谷口彰悟が語るCBとして途中からピッチに立つ難しさ「ミスが許されないポジション。日本代表であれば、なおさらだ」 (3ページ目)
一方で、うしろが5枚になると、チームの重心が後ろに重たくなり、ラインがずるずると下がりがちになる。5バックの中央で途中出場した自分は、そこを何とか踏ん張り、できるかぎり高いラインでキープしようと心掛けた。

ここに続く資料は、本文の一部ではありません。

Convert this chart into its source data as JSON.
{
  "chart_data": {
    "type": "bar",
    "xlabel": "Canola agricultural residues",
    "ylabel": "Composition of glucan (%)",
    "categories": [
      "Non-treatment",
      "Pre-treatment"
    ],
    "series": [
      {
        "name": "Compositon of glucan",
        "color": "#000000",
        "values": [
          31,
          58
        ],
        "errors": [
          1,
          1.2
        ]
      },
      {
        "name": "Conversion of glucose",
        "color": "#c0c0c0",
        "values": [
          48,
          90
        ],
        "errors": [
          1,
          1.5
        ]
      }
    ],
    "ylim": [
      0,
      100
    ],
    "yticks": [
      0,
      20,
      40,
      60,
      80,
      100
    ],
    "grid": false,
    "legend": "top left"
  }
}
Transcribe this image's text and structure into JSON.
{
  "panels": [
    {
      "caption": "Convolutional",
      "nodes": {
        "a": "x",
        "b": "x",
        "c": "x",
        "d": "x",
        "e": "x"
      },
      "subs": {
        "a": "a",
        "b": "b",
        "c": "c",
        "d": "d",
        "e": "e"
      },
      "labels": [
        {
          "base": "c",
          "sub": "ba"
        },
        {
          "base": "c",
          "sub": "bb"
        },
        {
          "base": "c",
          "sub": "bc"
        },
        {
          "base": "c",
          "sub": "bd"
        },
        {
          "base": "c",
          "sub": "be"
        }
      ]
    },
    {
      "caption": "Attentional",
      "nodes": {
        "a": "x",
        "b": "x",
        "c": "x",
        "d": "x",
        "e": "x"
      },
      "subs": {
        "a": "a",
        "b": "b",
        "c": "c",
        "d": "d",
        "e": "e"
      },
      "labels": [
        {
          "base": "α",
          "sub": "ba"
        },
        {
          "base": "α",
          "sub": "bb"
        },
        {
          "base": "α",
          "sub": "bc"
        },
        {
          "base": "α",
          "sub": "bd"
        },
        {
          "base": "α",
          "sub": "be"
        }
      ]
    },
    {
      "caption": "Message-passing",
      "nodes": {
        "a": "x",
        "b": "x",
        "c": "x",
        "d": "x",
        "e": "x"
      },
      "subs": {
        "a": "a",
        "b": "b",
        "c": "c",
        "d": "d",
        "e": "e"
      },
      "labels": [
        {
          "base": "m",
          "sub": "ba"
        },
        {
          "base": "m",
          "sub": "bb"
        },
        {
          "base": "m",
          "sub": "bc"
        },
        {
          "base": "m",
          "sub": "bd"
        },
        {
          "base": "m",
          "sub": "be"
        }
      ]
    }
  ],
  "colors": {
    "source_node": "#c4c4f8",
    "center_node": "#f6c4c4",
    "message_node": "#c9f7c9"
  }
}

ピッチ内でも、そうした意図をみんなが理解していたから、後半を無失点で乗りきるポイントになった。
また、カタールワールドカップのドイツ戦でも5バックで戦い、その時に感じていた反省をチームとして活かそうとした結果が、4-1という勝利につながったように思う。
ドイツ戦のみならず、対戦相手や試合展開に応じて、可変しながら戦うことができていることも、日本代表の強みであり、ひとりひとりの能力が向上している証(あかし)でもある。
実際にドイツ戦とカナダ戦ともに、前半と後半では状況に応じてシステム変更を行なうなどの微修正を図った。大きなシステム変更や細かいポジション変更に対応できているのは、それぞれが多種多様なサッカーに触れ、個人戦術の幅が広がり、戦術理解度も高まっていることが大きい。
また、日本代表では常に対応力が求められるため、柔軟性を発揮できなければ試合に出られないという競争が、僕ら選手たちの能力や思考を自然と加速させている。
実際、臨機応変に対応する力は、日本人の魅力や特徴のひとつ。今の日本代表は、それを最大限に活かしたサッカーを目指している。
試合中は、森保監督をはじめ、ベンチから言われて戦い方を変えることもあるが、ピッチのなかにいる自分たちで状況や戦況を読み、スペースを見つけ出し、対応する場面もある。そうした状況判断力は、代表チームだけでなく、クラブレベルでも必ず求められるプレーだ。
日本代表は、特にひとりひとりが、「こうしたらうまくいくのではないか」「こうやったらスムーズにいくのではないか」といった意見を出し合い、即時行動に移せる選手が多いから、劣勢に立たされていても巻き返し、相手にペースを握られても握り返すことができている。